9/2/20

It's the way the seasons fall

I've never been in the right place at the right time. I've watched opportunity happen to others by being in the right place at the right time, but never has that happened to me.

This means the success of everything I've done, or will do, depends largely on how hard I work, and on the support of others. Nothing ever just floats my way.

So when I first started playing in WUF I turned towards my family for support. Stupid idea considering they had never supported anything I did in life. Quickly, I realized just how absurd it was to ask them to be supportive [much less, interested]. It didnt take me long to understand that you shouldnt have to fight for support, especially from your own family. So if you find yourself in a situation like this, the support you get is not worth it.

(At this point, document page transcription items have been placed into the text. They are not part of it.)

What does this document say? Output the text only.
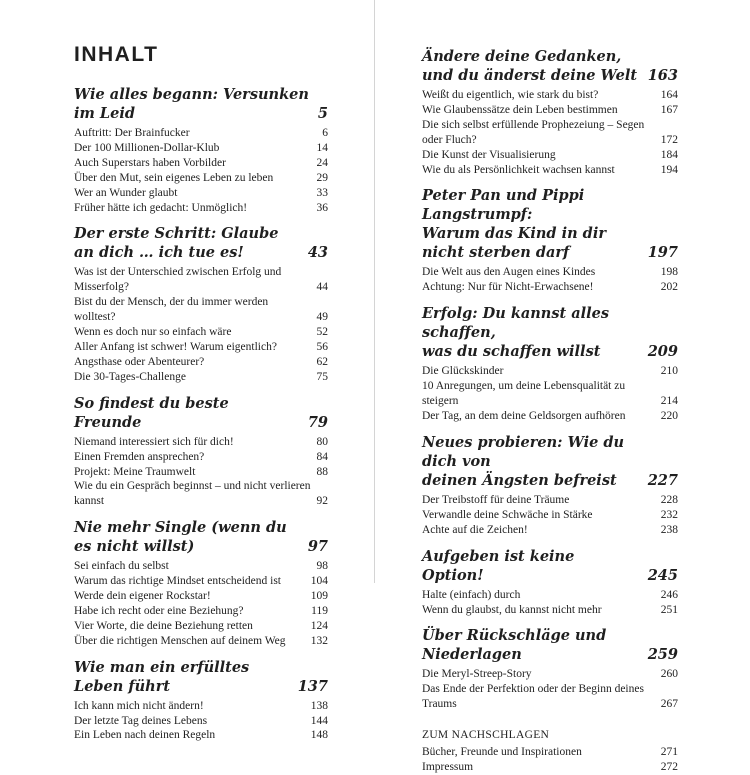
INHALT
Wie alles begann: Versunken im Leid	5
Auftritt: Der Brainfucker	6
Der 100 Millionen-Dollar-Klub	14
Auch Superstars haben Vorbilder	24
Über den Mut, sein eigenes Leben zu leben	29
Wer an Wunder glaubt	33
Früher hätte ich gedacht: Unmöglich!	36
Der erste Schritt: Glaube an dich … ich tue es!	43
Was ist der Unterschied zwischen Erfolg und Misserfolg?	44
Bist du der Mensch, der du immer werden wolltest?	49
Wenn es doch nur so einfach wäre	52
Aller Anfang ist schwer! Warum eigentlich?	56
Angsthase oder Abenteurer?	62
Die 30-Tages-Challenge	75
So findest du beste Freunde	79
Niemand interessiert sich für dich!	80
Einen Fremden ansprechen?	84
Projekt: Meine Traumwelt	88
Wie du ein Gespräch beginnst – und nicht verlieren kannst	92
Nie mehr Single (wenn du es nicht willst)	97
Sei einfach du selbst	98
Warum das richtige Mindset entscheidend ist	104
Werde dein eigener Rockstar!	109
Habe ich recht oder eine Beziehung?	119
Vier Worte, die deine Beziehung retten	124
Über die richtigen Menschen auf deinem Weg	132
Wie man ein erfülltes Leben führt	137
Ich kann mich nicht ändern!	138
Der letzte Tag deines Lebens	144
Ein Leben nach deinen Regeln	148
Ändere deine Gedanken, und du änderst deine Welt 163
Weißt du eigentlich, wie stark du bist?	164
Wie Glaubenssätze dein Leben bestimmen	167
Die sich selbst erfüllende Prophezeiung – Segen
oder Fluch?	172
Die Kunst der Visualisierung	184
Wie du als Persönlichkeit wachsen kannst	194
Peter Pan und Pippi Langstrumpf:
Warum das Kind in dir nicht sterben darf	197
Die Welt aus den Augen eines Kindes	198
Achtung: Nur für Nicht-Erwachsene!	202
Erfolg: Du kannst alles schaffen,
was du schaffen willst	209
Die Glückskinder	210
10 Anregungen, um deine Lebensqualität zu steigern	214
Der Tag, an dem deine Geldsorgen aufhören	220
Neues probieren: Wie du dich von
deinen Ängsten befreist	227
Der Treibstoff für deine Träume	228
Verwandle deine Schwäche in Stärke	232
Achte auf die Zeichen!	238
Aufgeben ist keine Option!	245
Halte (einfach) durch	246
Wenn du glaubst, du kannst nicht mehr	251
Über Rückschläge und Niederlagen	259
Die Meryl-Streep-Story	260
Das Ende der Perfektion oder der Beginn deines Traums	267
ZUM NACHSCHLAGEN
Bücher, Freunde und Inspirationen	271
Impressum	272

My Dad had no interest. Being in a band was being irresponsible. It was all about money for him. Had I ever made a ton of cash, he would have supported it. But what musician ever makes a ton of cash, really? And one-hit wonder was not on my list of things I wanted to accomplish. So he treated it as a phase [like he did everything else] that he could lecture me out of sooner or later.

My mom is much to self-absorbed to be supportive of anything anyone does. If it's not about her, she could care less. Plus, she was too busy doing drugs to give a shit.My youngest sister lived with my mom but for most her life was also deep into religion. So even she looked down on my. At least for a while...

So I put my hope in my other sister. But, by this time she was married and popping out kid after kid. And she had found religion. I guess what I wanted in life didnt fall into line with her religion [or her family] so I was met with disinterest and a feeling of condescension. But, as my Nieces and Nephews grew up, they became curious. I was never allowed to give them my satanic music, or even a t-shirt. That hurt.

Eventually my youngest sister really got into what I had created. But by that time the band was over. My 2 nephews also got into it, but again, the band was over. All of them following in my footsteps. All of them citing me as an inspiration.

Getting that recognition feels great. Especially for family. And especially in the face of family who thought what i did wasnt worth anything. Getting support now feels useless.